Парень поднимает голову, смотря мне в глаза.
– Тоже верно, – он улыбается и обнимает меня, увлекая за собой на диван.
За окном снег сменяется дождем, и я с содроганием представляю, какой гололед будет на дорогах. И думаю о том, как разжать крепкие объятия, как заставить себя встать с дивана, как перестать обнимать Троя, пока он лежит и засыпает. Он, на самом деле, часто спит – сказывается побочный эффект лекарств. Поэтому я вполне привык, что сейчас Трой смеется, а спустя пять минут лежит и засыпает, резко замолчав.
Через десять минут, когда парень тихонько сопит мне в плечо, я аккуратно встаю, стараясь не потревожить его сон. Одеваюсь и выхожу, потому что вчерашняя смс-ка от Маркуса застывает холодным ужасом в легких. Я еду в офис AM, всю дорогу от дома до машины и от машины до офиса чувствуя на затылке чей-то взгляд…

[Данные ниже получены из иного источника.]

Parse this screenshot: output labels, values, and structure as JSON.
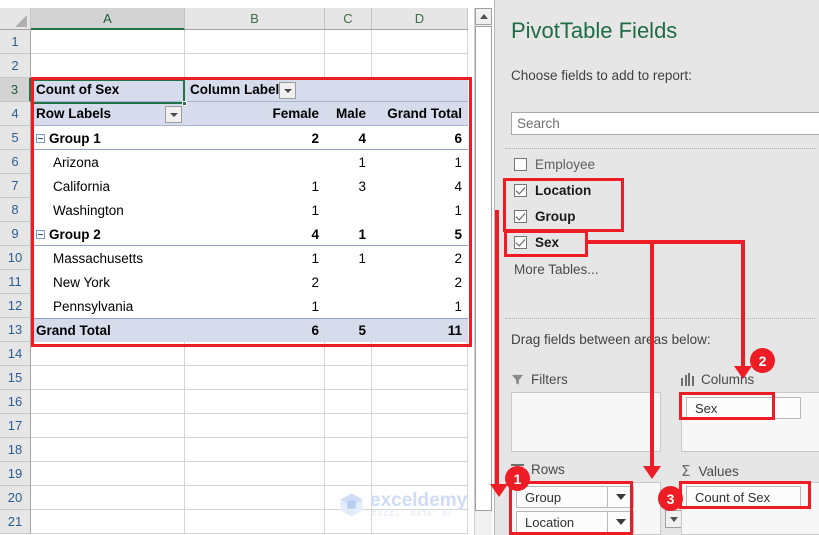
{
  "spreadsheet": {
    "column_headers": [
      "A",
      "B",
      "C",
      "D"
    ],
    "row_headers": [
      "1",
      "2",
      "3",
      "4",
      "5",
      "6",
      "7",
      "8",
      "9",
      "10",
      "11",
      "12",
      "13",
      "14",
      "15",
      "16",
      "17",
      "18",
      "19",
      "20",
      "21"
    ],
    "active_cell": "A3",
    "watermark": {
      "text": "exceldemy",
      "subtext": "EXCEL - DATA - BI"
    }
  },
  "pivot": {
    "value_field_label": "Count of Sex",
    "column_labels_header": "Column Labels",
    "row_labels_header": "Row Labels",
    "column_headers": [
      "Female",
      "Male",
      "Grand Total"
    ],
    "rows": [
      {
        "label": "Group 1",
        "type": "group",
        "values": [
          "2",
          "4",
          "6"
        ]
      },
      {
        "label": "Arizona",
        "type": "item",
        "values": [
          "",
          "1",
          "1"
        ]
      },
      {
        "label": "California",
        "type": "item",
        "values": [
          "1",
          "3",
          "4"
        ]
      },
      {
        "label": "Washington",
        "type": "item",
        "values": [
          "1",
          "",
          "1"
        ]
      },
      {
        "label": "Group 2",
        "type": "group",
        "values": [
          "4",
          "1",
          "5"
        ]
      },
      {
        "label": "Massachusetts",
        "type": "item",
        "values": [
          "1",
          "1",
          "2"
        ]
      },
      {
        "label": "New York",
        "type": "item",
        "values": [
          "2",
          "",
          "2"
        ]
      },
      {
        "label": "Pennsylvania",
        "type": "item",
        "values": [
          "1",
          "",
          "1"
        ]
      }
    ],
    "grand_total": {
      "label": "Grand Total",
      "values": [
        "6",
        "5",
        "11"
      ]
    }
  },
  "pane": {
    "title": "PivotTable Fields",
    "subtitle": "Choose fields to add to report:",
    "search_placeholder": "Search",
    "fields": [
      {
        "label": "Employee",
        "checked": false
      },
      {
        "label": "Location",
        "checked": true
      },
      {
        "label": "Group",
        "checked": true
      },
      {
        "label": "Sex",
        "checked": true
      }
    ],
    "more_tables": "More Tables...",
    "drag_label": "Drag fields between areas below:",
    "areas": {
      "filters": {
        "title": "Filters",
        "icon": "funnel-icon",
        "items": []
      },
      "columns": {
        "title": "Columns",
        "icon": "columns-icon",
        "items": [
          "Sex"
        ]
      },
      "rows": {
        "title": "Rows",
        "icon": "rows-icon",
        "items": [
          "Group",
          "Location"
        ]
      },
      "values": {
        "title": "Values",
        "icon": "sigma-icon",
        "items": [
          "Count of Sex"
        ]
      }
    }
  },
  "annotations": {
    "badges": [
      "1",
      "2",
      "3"
    ],
    "color": "#EE1C25"
  }
}
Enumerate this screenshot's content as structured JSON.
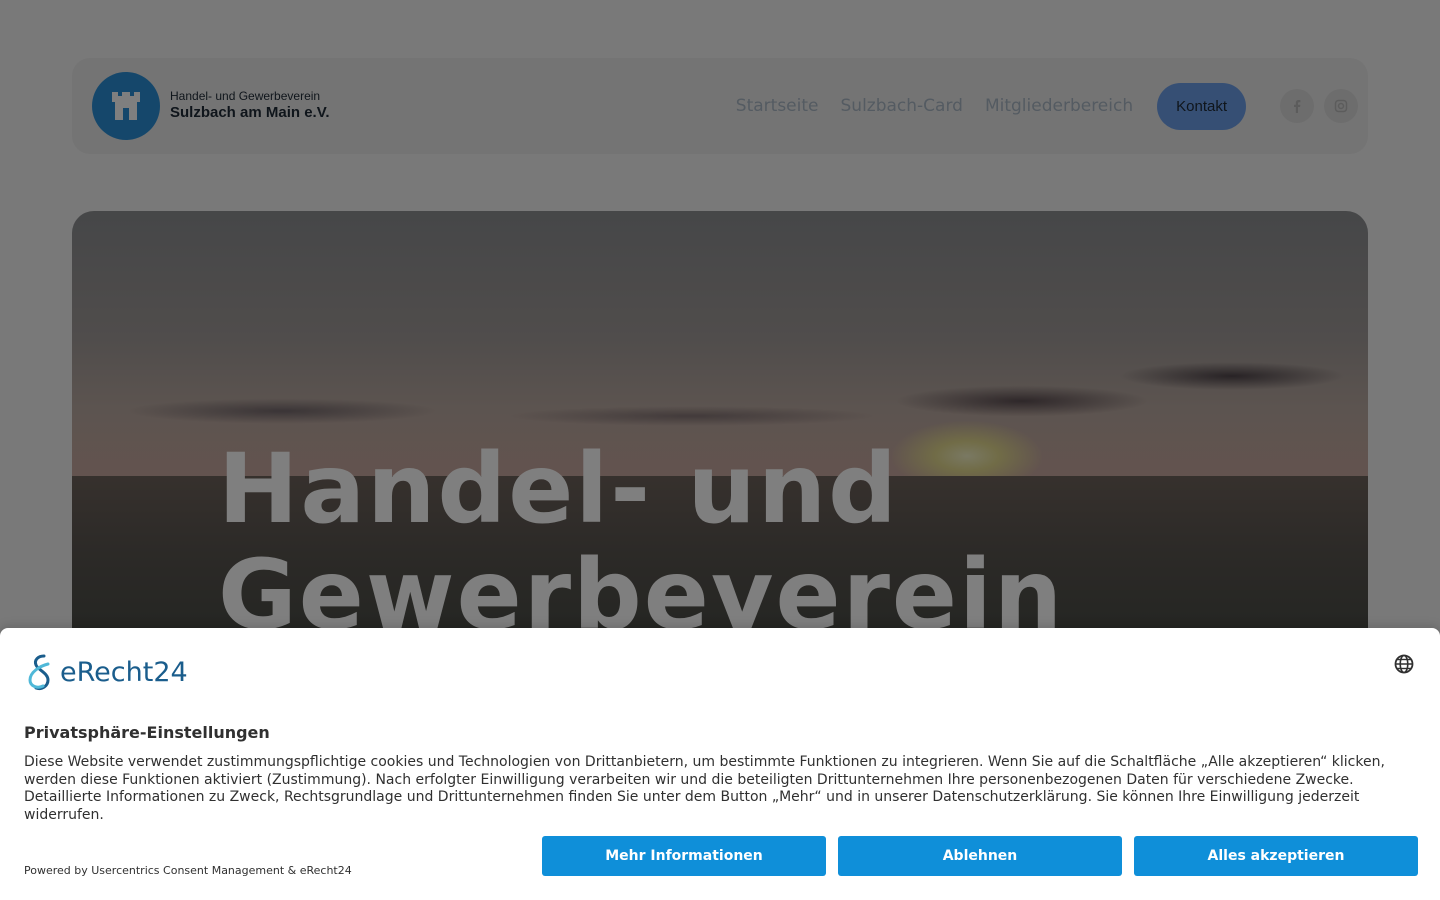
{
  "header": {
    "logo_line1": "Handel- und Gewerbeverein",
    "logo_line2": "Sulzbach am Main e.V.",
    "nav": [
      "Startseite",
      "Sulzbach-Card",
      "Mitgliederbereich"
    ],
    "contact_label": "Kontakt",
    "social_icons": [
      "facebook-icon",
      "instagram-icon"
    ]
  },
  "hero": {
    "title_line1": "Handel- und",
    "title_line2": "Gewerbeverein"
  },
  "consent": {
    "brand": "eRecht24",
    "title": "Privatsphäre-Einstellungen",
    "text": "Diese Website verwendet zustimmungspflichtige cookies und Technologien von Drittanbietern, um bestimmte Funktionen zu integrieren. Wenn Sie auf die Schaltfläche „Alle akzeptieren“ klicken, werden diese Funktionen aktiviert (Zustimmung). Nach erfolgter Einwilligung verarbeiten wir und die beteiligten Drittunternehmen Ihre personenbezogenen Daten für verschiedene Zwecke. Detaillierte Informationen zu Zweck, Rechtsgrundlage und Drittunternehmen finden Sie unter dem Button „Mehr“ und in unserer Datenschutzerklärung. Sie können Ihre Einwilligung jederzeit widerrufen.",
    "powered_by": "Powered by Usercentrics Consent Management & eRecht24",
    "buttons": {
      "more": "Mehr Informationen",
      "decline": "Ablehnen",
      "accept": "Alles akzeptieren"
    },
    "accent_color": "#0f8fd9"
  }
}
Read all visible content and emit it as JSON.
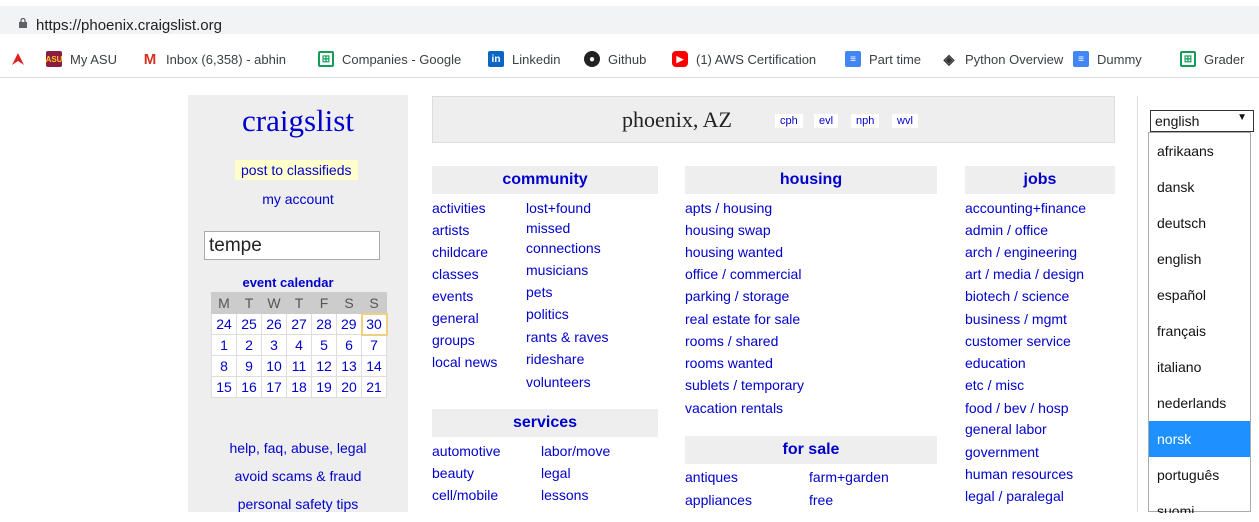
{
  "browser": {
    "url": "https://phoenix.craigslist.org",
    "bookmarks": [
      "My ASU",
      "Inbox (6,358) - abhin",
      "Companies - Google",
      "Linkedin",
      "Github",
      "(1) AWS Certification",
      "Part time",
      "Python Overview",
      "Dummy",
      "Grader"
    ]
  },
  "left": {
    "logo": "craigslist",
    "post": "post to classifieds",
    "account": "my account",
    "search_value": "tempe",
    "calendar_title": "event calendar",
    "days": [
      "M",
      "T",
      "W",
      "T",
      "F",
      "S",
      "S"
    ],
    "weeks": [
      [
        "24",
        "25",
        "26",
        "27",
        "28",
        "29",
        "30"
      ],
      [
        "1",
        "2",
        "3",
        "4",
        "5",
        "6",
        "7"
      ],
      [
        "8",
        "9",
        "10",
        "11",
        "12",
        "13",
        "14"
      ],
      [
        "15",
        "16",
        "17",
        "18",
        "19",
        "20",
        "21"
      ]
    ],
    "links": [
      "help, faq, abuse, legal",
      "avoid scams & fraud",
      "personal safety tips"
    ]
  },
  "header": {
    "city": "phoenix, AZ",
    "nearby": [
      "cph",
      "evl",
      "nph",
      "wvl"
    ]
  },
  "community": {
    "title": "community",
    "left": [
      "activities",
      "artists",
      "childcare",
      "classes",
      "events",
      "general",
      "groups",
      "local news"
    ],
    "right": [
      "lost+found",
      "missed",
      "connections",
      "musicians",
      "pets",
      "politics",
      "rants & raves",
      "rideshare",
      "volunteers"
    ]
  },
  "services": {
    "title": "services",
    "left": [
      "automotive",
      "beauty",
      "cell/mobile"
    ],
    "right": [
      "labor/move",
      "legal",
      "lessons"
    ]
  },
  "housing": {
    "title": "housing",
    "items": [
      "apts / housing",
      "housing swap",
      "housing wanted",
      "office / commercial",
      "parking / storage",
      "real estate for sale",
      "rooms / shared",
      "rooms wanted",
      "sublets / temporary",
      "vacation rentals"
    ]
  },
  "forsale": {
    "title": "for sale",
    "left": [
      "antiques",
      "appliances"
    ],
    "right": [
      "farm+garden",
      "free"
    ]
  },
  "jobs": {
    "title": "jobs",
    "items": [
      "accounting+finance",
      "admin / office",
      "arch / engineering",
      "art / media / design",
      "biotech / science",
      "business / mgmt",
      "customer service",
      "education",
      "etc / misc",
      "food / bev / hosp",
      "general labor",
      "government",
      "human resources",
      "legal / paralegal"
    ]
  },
  "language": {
    "selected": "english",
    "options": [
      "afrikaans",
      "dansk",
      "deutsch",
      "english",
      "español",
      "français",
      "italiano",
      "nederlands",
      "norsk",
      "português",
      "suomi"
    ],
    "highlighted": "norsk"
  }
}
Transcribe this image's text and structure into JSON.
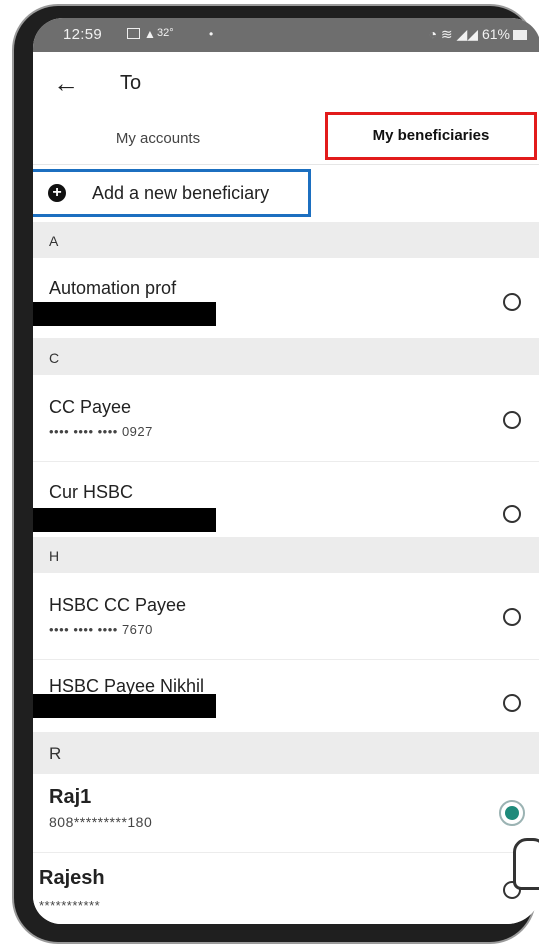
{
  "status_bar": {
    "time": "12:59",
    "temperature": "32°",
    "dot": "•",
    "right": "61%"
  },
  "header": {
    "back_icon": "arrow-left-icon",
    "title": "To"
  },
  "tabs": [
    {
      "label": "My accounts",
      "selected": false
    },
    {
      "label": "My beneficiaries",
      "selected": true
    }
  ],
  "add_new": {
    "icon": "plus-circle-icon",
    "label": "Add a new beneficiary"
  },
  "sections": [
    {
      "letter": "A"
    },
    {
      "letter": "C"
    },
    {
      "letter": "H"
    },
    {
      "letter": "R"
    }
  ],
  "beneficiaries": [
    {
      "name": "Automation prof",
      "detail": "",
      "selected": false
    },
    {
      "name": "CC Payee",
      "detail": "•••• •••• •••• 0927",
      "selected": false
    },
    {
      "name": "Cur HSBC",
      "detail": "",
      "selected": false
    },
    {
      "name": "HSBC CC Payee",
      "detail": "•••• •••• •••• 7670",
      "selected": false
    },
    {
      "name": "HSBC Payee Nikhil",
      "detail": "",
      "selected": false
    },
    {
      "name": "Raj1",
      "detail": "808*********180",
      "selected": true
    },
    {
      "name": "Rajesh",
      "detail": "***********",
      "selected": false
    }
  ],
  "colors": {
    "tab_highlight": "#e21b1b",
    "add_highlight": "#1c6fc0",
    "radio_selected": "#1e8a7a"
  }
}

Маркус разъяренно кидает на стол передо мной стопку фотографий. Я беру несколько в руки и смотрю. Фото явно сделано с соседней улицы, качество не очень, но рассмотреть, кто эти люди и во что они одеты, да даже лица можно рассмотреть! Я в ужасе застываю, подавляя тошноту. Кажется, что сегодняшний обед просто встает мне поперек глотки.
Мне страшно.
Мне нереально страшно.
Мне страшно настолько, что всё тело сводит.
– Коннор? – Маркус обеспокоенно смотрит на меня. – Твою мать, Франта, не время стоять как пень! Ты ебанутый, скажи честно? Он твоя цель, а ты с ним шашни крутишь!
Я мотаю головой из стороны в стороны, роняю фотографии, но даже не берусь их поднимать. Там мы. Я и Трой. Танцуем в кофейне. Вот я что-то говорю ему. Это «что-то» – «я тоже». Я целую его. Они всё это видели. В тот момент, когда мы стали друг для друга всем, они сидели и снимали, зная отныне, чем можно меня шантажировать.
– Либо убей его, – жестко говорит Батлер, – либо съебывайте из страны. Оба. Я постараюсь задержать их, максимально стереть всю информацию об этом твоем Трое из всех баз. У вас есть максимум три дня, а потом они вломятся в твою квартиру и расстреляют вас в решето. – Маркус устало трет лицо. Он закуривает, голос его становится резко тихим и уставшим. – Ради бога, Коннор, забирай его и бегите. Только не в Австралию. Подделать документы ты сумеешь, деньги у тебя есть, вопрос с его родителями я решу. Прошу, спасайтесь.
– Спасибо, – шепчу я, выходя из кабинета.
***
Sam Smit – Writingʼs On The Wall
Трой сидит на диване, обняв себя руками. Он раскачивается из стороны в сторону, и при каждом движении в его руке гремят в пластмассовой баночке таблетки лития. Я не раздеваясь влетаю в квартиру, на ходу снимая мокрые от размытого дождем снега кеды.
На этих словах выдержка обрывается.